Rechercher dans ce blog

lundi 8 septembre 2014

Ne formons pas un autre groupe




Peinture de Leonora Carrington 


Par Michael Brown.

Le paradoxe du déroulement de notre processus évolutif est que même si c’est une transformation qui impacte finalement l’ensemble de notre groupe humain, elle ne peut être accomplie par la formation de groupes spécifiques au sein de notre collectivité humaine. Une évolution authentique ne peut être initiée par l’activité d’un groupe particulier mais par des individus se transformant eux-mêmes; l’évolution est le résultat d’individus honorant leur authenticité au-delà des activités et des marées de la mentalité collective.

L’un des obstacles retardant l’évolution de notre développement actuel est que nous avons une dépendance à la fabrication d’expériences non authentiques tout en prétendant que nous essayons de devenir authentiques. Un exemple de ce comportement est notre désir de former des groupes spécifiques comme moyen de retrouver l’authenticité. Nous devenons ensuite dépendants de ces groupes, ce qui en retour retarde notre développement évolutif en nourrissant et renforçant la mentalité collective plus que l’authenticité individuelle. L’évolution s’accomplit toujours à partir des « différences » et non des « similarités ».

Les groupes de soutien sont des dépendances déguisées qui nous séduisent et nous font vivre dans le déni. Ils ne peuvent nous aider à grandir émotionnellement puisque ce que nous attendons d’eux est de pouvoir garder notre équilibre. Les groupes sont des sacro-saintes ouvertures vers la perpétuation de notre drame. Ils nous donnent un sentiment d’exclusivité, celui d’être spécial et de posséder une subtile supériorité. Ils nous poussent constamment à faire revivre les vieilles histoires usées que nous nous racontons depuis des années. En nous offrant un espace de partage soi-disant légitime pour raconter nos histoires aux autres, ces groupes ne font qu’offrir un sentiment de réalité mensonger à ces illusions fabriquées.

Un groupe de soutien naît toujours de l’expérience d’une personne.
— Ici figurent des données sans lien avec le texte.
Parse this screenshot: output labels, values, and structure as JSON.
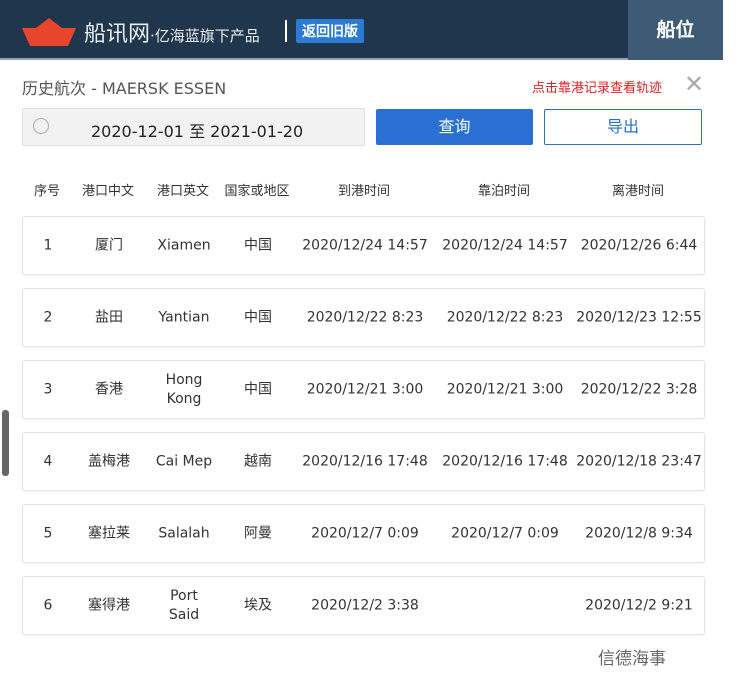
{
  "header": {
    "brand": "船讯网",
    "sub": "·亿海蓝旗下产品",
    "old_version": "返回旧版",
    "position": "船位"
  },
  "title": "历史航次 - MAERSK ESSEN",
  "hint": "点击靠港记录查看轨迹",
  "date_range": "2020-12-01 至 2021-01-20",
  "buttons": {
    "query": "查询",
    "export": "导出"
  },
  "columns": [
    "序号",
    "港口中文",
    "港口英文",
    "国家或地区",
    "到港时间",
    "靠泊时间",
    "离港时间"
  ],
  "rows": [
    [
      "1",
      "厦门",
      "Xiamen",
      "中国",
      "2020/12/24 14:57",
      "2020/12/24 14:57",
      "2020/12/26 6:44"
    ],
    [
      "2",
      "盐田",
      "Yantian",
      "中国",
      "2020/12/22 8:23",
      "2020/12/22 8:23",
      "2020/12/23 12:55"
    ],
    [
      "3",
      "香港",
      "Hong Kong",
      "中国",
      "2020/12/21 3:00",
      "2020/12/21 3:00",
      "2020/12/22 3:28"
    ],
    [
      "4",
      "盖梅港",
      "Cai Mep",
      "越南",
      "2020/12/16 17:48",
      "2020/12/16 17:48",
      "2020/12/18 23:47"
    ],
    [
      "5",
      "塞拉莱",
      "Salalah",
      "阿曼",
      "2020/12/7 0:09",
      "2020/12/7 0:09",
      "2020/12/8 9:34"
    ],
    [
      "6",
      "塞得港",
      "Port Said",
      "埃及",
      "2020/12/2 3:38",
      "",
      "2020/12/2 9:21"
    ]
  ],
  "watermark": "信德海事",
  "colors": {
    "header": "#20364c",
    "accent": "#2a70d2",
    "hint": "#e02020",
    "logo": "#e8452c"
  }
}
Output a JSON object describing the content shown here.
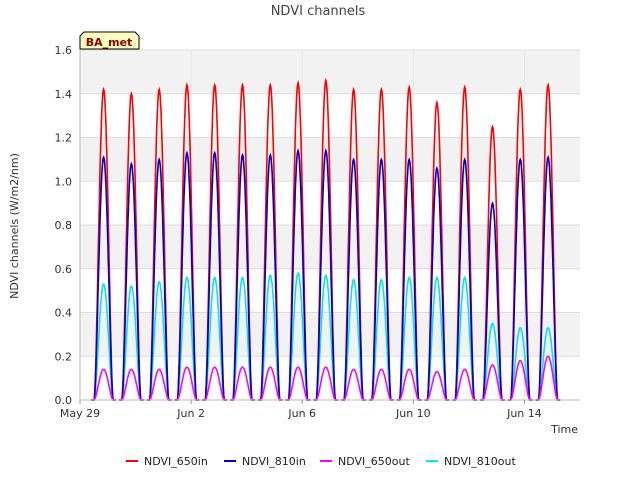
{
  "chart_data": {
    "type": "line",
    "title": "NDVI channels",
    "xlabel": "Time",
    "ylabel": "NDVI channels (W/m2/nm)",
    "badge": "BA_met",
    "ylim": [
      0.0,
      1.6
    ],
    "yticks": [
      0.0,
      0.2,
      0.4,
      0.6,
      0.8,
      1.0,
      1.2,
      1.4,
      1.6
    ],
    "ytick_labels": [
      "0.0",
      "0.2",
      "0.4",
      "0.6",
      "0.8",
      "1.0",
      "1.2",
      "1.4",
      "1.6"
    ],
    "xlim_days": [
      0,
      18
    ],
    "xticks_days": [
      0,
      4,
      8,
      12,
      16
    ],
    "xtick_labels": [
      "May 29",
      "Jun 2",
      "Jun 6",
      "Jun 10",
      "Jun 14"
    ],
    "day_peak_offsets": [
      0.85,
      1.85,
      2.85,
      3.85,
      4.85,
      5.85,
      6.85,
      7.85,
      8.85,
      9.85,
      10.85,
      11.85,
      12.85,
      13.85,
      14.85,
      15.85,
      16.85
    ],
    "grid": true,
    "series": [
      {
        "name": "NDVI_650in",
        "color": "#ff0000",
        "daily_peaks": [
          1.42,
          1.4,
          1.42,
          1.44,
          1.44,
          1.44,
          1.44,
          1.45,
          1.46,
          1.42,
          1.42,
          1.43,
          1.36,
          1.43,
          1.25,
          1.42,
          1.44
        ]
      },
      {
        "name": "NDVI_810in",
        "color": "#0000cc",
        "daily_peaks": [
          1.11,
          1.08,
          1.1,
          1.13,
          1.13,
          1.12,
          1.12,
          1.14,
          1.14,
          1.1,
          1.1,
          1.1,
          1.06,
          1.1,
          0.9,
          1.1,
          1.11
        ]
      },
      {
        "name": "NDVI_650out",
        "color": "#ff00ff",
        "daily_peaks": [
          0.14,
          0.14,
          0.14,
          0.15,
          0.15,
          0.15,
          0.15,
          0.15,
          0.15,
          0.14,
          0.14,
          0.14,
          0.13,
          0.14,
          0.16,
          0.18,
          0.2
        ]
      },
      {
        "name": "NDVI_810out",
        "color": "#00e5ee",
        "daily_peaks": [
          0.53,
          0.52,
          0.54,
          0.56,
          0.56,
          0.56,
          0.57,
          0.58,
          0.57,
          0.55,
          0.55,
          0.56,
          0.56,
          0.56,
          0.35,
          0.33,
          0.33
        ]
      }
    ]
  }
}
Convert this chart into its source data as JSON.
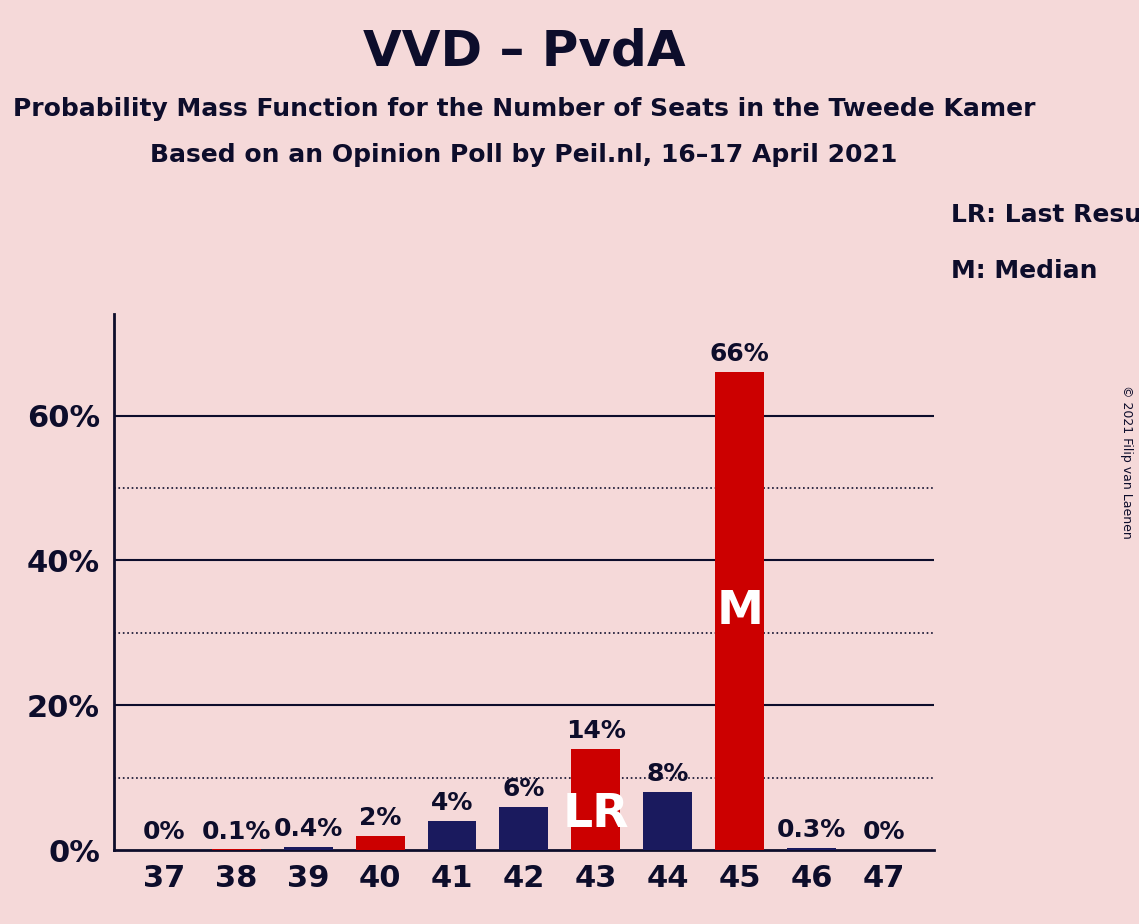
{
  "title": "VVD – PvdA",
  "subtitle1": "Probability Mass Function for the Number of Seats in the Tweede Kamer",
  "subtitle2": "Based on an Opinion Poll by Peil.nl, 16–17 April 2021",
  "copyright": "© 2021 Filip van Laenen",
  "seats": [
    37,
    38,
    39,
    40,
    41,
    42,
    43,
    44,
    45,
    46,
    47
  ],
  "values": [
    0.0,
    0.1,
    0.4,
    2.0,
    4.0,
    6.0,
    14.0,
    8.0,
    66.0,
    0.3,
    0.0
  ],
  "bar_colors": [
    "#1a1a5e",
    "#cc0000",
    "#1a1a5e",
    "#cc0000",
    "#1a1a5e",
    "#1a1a5e",
    "#cc0000",
    "#1a1a5e",
    "#cc0000",
    "#1a1a5e",
    "#1a1a5e"
  ],
  "labels": [
    "0%",
    "0.1%",
    "0.4%",
    "2%",
    "4%",
    "6%",
    "14%",
    "8%",
    "66%",
    "0.3%",
    "0%"
  ],
  "bar_labels": [
    "",
    "",
    "",
    "",
    "",
    "",
    "LR",
    "",
    "M",
    "",
    ""
  ],
  "background_color": "#f5d9d9",
  "text_color": "#0d0d2b",
  "legend_lr": "LR: Last Result",
  "legend_m": "M: Median",
  "ylim": [
    0,
    74
  ],
  "ytick_solid": [
    0,
    20,
    40,
    60
  ],
  "ytick_dotted": [
    10,
    30,
    50
  ],
  "ytick_labels_map": {
    "0": "0%",
    "20": "20%",
    "40": "40%",
    "60": "60%"
  },
  "title_fontsize": 36,
  "subtitle_fontsize": 18,
  "label_fontsize": 18,
  "tick_fontsize": 22,
  "bar_inner_label_fontsize": 34
}
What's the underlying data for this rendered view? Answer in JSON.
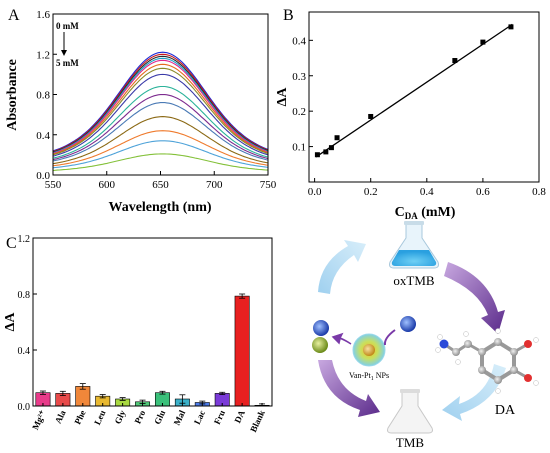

Ce forum devient alors un moyen par lequel l’expérience particulière de cet individu se transforme en un ensemble de règles que tout le monde doit suivre.

Un groupe de soutien naît également des « besoins et désirs » non-intégrés d’une personne. Celle-ci reflète alors ces questions dans un forum composé de personnes partageant ces mêmes dysfonctionnements émotionnels.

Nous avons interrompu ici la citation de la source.